What not to overclaim#
The source describes strong indicators of malicious behavior and provides a detailed technical narrative, but there are still boundaries you should keep clear when communicating internally:
- Don’t assume every download equals a compromised machine. Downloads are exposure, not proof of execution.
- Don’t assume which specific organizations were targeted unless you have your own telemetry. The source infers intended victims based on naming and ecosystem signals.
- Don’t treat hash-based IOCs as durable in a version-rotation campaign. They can still help for point-in-time containment, but they are not a long-term control.
- Don’t assume takedown has happened. Socket states the packages were still available at the time of writing and that takedown requests were submitted.

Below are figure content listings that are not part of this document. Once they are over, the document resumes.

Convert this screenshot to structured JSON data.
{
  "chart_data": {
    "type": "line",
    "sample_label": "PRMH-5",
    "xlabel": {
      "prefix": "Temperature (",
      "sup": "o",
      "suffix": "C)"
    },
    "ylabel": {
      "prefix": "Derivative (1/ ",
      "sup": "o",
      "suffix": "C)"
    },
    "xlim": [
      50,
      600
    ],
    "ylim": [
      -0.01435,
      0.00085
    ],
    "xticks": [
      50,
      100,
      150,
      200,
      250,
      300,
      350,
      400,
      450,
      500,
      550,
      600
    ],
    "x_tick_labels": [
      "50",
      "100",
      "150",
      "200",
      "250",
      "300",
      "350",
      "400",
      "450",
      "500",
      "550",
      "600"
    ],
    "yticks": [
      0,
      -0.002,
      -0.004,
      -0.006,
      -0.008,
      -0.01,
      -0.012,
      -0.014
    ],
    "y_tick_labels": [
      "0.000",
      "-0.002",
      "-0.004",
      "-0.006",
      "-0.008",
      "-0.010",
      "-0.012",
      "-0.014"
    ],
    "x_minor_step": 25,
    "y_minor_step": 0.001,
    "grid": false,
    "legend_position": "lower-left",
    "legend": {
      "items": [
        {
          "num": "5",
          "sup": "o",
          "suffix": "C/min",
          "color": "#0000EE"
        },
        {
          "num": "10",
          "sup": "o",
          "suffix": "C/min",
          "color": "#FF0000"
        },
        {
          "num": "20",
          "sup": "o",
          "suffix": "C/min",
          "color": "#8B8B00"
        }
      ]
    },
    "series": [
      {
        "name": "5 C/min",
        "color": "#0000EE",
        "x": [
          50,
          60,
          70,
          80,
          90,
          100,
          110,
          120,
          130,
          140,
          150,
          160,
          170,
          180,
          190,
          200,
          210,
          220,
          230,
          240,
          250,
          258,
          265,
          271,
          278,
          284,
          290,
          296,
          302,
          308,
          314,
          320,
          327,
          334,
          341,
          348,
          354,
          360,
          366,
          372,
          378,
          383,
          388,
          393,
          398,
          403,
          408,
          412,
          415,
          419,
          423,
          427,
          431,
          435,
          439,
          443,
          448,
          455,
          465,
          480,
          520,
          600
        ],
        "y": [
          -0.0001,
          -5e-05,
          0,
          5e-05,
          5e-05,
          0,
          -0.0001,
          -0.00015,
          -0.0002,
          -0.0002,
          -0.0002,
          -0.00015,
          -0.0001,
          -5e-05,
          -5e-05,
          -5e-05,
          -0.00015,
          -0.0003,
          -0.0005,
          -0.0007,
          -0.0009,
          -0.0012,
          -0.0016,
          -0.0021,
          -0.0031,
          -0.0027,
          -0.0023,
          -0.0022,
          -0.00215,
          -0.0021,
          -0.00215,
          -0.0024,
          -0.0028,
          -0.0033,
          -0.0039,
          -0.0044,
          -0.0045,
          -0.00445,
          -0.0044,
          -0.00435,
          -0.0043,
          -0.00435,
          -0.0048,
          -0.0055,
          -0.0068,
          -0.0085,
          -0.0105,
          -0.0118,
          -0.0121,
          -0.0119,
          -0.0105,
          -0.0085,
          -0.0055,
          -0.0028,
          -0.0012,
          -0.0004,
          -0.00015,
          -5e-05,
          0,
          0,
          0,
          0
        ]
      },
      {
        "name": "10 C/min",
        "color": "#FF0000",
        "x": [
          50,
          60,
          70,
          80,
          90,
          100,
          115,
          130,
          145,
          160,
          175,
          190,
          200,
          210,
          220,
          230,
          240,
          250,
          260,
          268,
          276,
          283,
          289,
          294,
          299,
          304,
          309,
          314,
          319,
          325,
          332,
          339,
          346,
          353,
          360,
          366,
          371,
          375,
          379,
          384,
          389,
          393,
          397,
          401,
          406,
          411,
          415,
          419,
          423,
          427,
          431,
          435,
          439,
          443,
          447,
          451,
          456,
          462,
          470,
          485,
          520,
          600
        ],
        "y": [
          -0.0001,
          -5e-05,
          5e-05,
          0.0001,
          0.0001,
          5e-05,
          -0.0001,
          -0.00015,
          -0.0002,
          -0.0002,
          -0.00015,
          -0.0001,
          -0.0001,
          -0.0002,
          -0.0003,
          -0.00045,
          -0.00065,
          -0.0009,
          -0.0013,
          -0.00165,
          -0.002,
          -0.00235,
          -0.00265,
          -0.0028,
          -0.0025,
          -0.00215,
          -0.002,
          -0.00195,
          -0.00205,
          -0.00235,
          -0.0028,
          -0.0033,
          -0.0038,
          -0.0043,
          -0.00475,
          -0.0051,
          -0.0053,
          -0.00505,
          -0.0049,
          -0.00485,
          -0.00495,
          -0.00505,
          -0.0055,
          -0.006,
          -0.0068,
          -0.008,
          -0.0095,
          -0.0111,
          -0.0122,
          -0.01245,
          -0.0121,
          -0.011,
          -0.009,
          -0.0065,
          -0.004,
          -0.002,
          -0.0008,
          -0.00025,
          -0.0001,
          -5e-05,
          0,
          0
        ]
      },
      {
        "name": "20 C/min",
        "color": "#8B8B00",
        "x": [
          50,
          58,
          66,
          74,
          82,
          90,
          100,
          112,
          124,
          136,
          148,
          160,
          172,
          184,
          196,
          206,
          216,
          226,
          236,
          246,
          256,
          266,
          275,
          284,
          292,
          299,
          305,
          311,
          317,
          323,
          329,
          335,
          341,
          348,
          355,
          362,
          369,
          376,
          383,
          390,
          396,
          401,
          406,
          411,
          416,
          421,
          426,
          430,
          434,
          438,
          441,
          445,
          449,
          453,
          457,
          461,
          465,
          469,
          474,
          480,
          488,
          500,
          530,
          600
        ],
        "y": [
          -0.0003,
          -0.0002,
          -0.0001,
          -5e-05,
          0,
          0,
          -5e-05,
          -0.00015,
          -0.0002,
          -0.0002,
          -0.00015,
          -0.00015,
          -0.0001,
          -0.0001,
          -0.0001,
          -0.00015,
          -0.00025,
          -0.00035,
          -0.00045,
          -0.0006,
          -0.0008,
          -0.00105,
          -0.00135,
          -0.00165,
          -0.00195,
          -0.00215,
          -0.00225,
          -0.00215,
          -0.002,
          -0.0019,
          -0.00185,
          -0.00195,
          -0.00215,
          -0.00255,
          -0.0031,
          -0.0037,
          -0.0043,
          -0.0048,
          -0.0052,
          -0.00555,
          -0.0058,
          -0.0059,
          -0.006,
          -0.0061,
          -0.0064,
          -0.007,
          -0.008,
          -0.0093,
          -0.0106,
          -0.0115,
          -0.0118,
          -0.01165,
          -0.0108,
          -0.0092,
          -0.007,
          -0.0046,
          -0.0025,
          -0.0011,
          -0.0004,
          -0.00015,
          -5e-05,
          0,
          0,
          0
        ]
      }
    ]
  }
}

Practical checks and mitigations you can apply now#
If you run .NET builds that consume NuGet packages (especially in environments with mixed public/private feeds), the fastest useful steps are operational, not theoretical:
-
Audit package restore logs and lock files
Checkpackages.lock.json,PackageReferencehistory, and your restore logs for unfamiliar package IDs—especially those that look like enterprise/internal components but originate from public NuGet. -
Identify unlisted-version risk
If you pin versions explicitly, review whether any dependencies are being installed from unlisted versions. Unlisted does not equal malicious, but it should increase scrutiny. -
Add controls beyond hashes
Prefer allowlists for what feeds and package IDs are permitted in CI. Consider policy checks that evaluate publisher metadata, sudden version churn, and “newly created package + high version count” patterns. -
Isolate build secrets
Treat build runners as high-risk endpoints. Minimize long-lived secrets on runners, rotate credentials, and restrict outbound network access where possible (egress controls can limit C2 communications even if something executes). -
Triage any suspected exposure
If you find one of the reported package IDs in a project, assume the developer machine and associated CI runners may need incident handling: credential rotation, workstation inspection, and review of recent release artifacts.
Socket’s report is a reminder that “looks like a normal dependency” is no longer a meaningful safety signal. In modern .NET supply-chain attacks, functionality is part of the camouflage.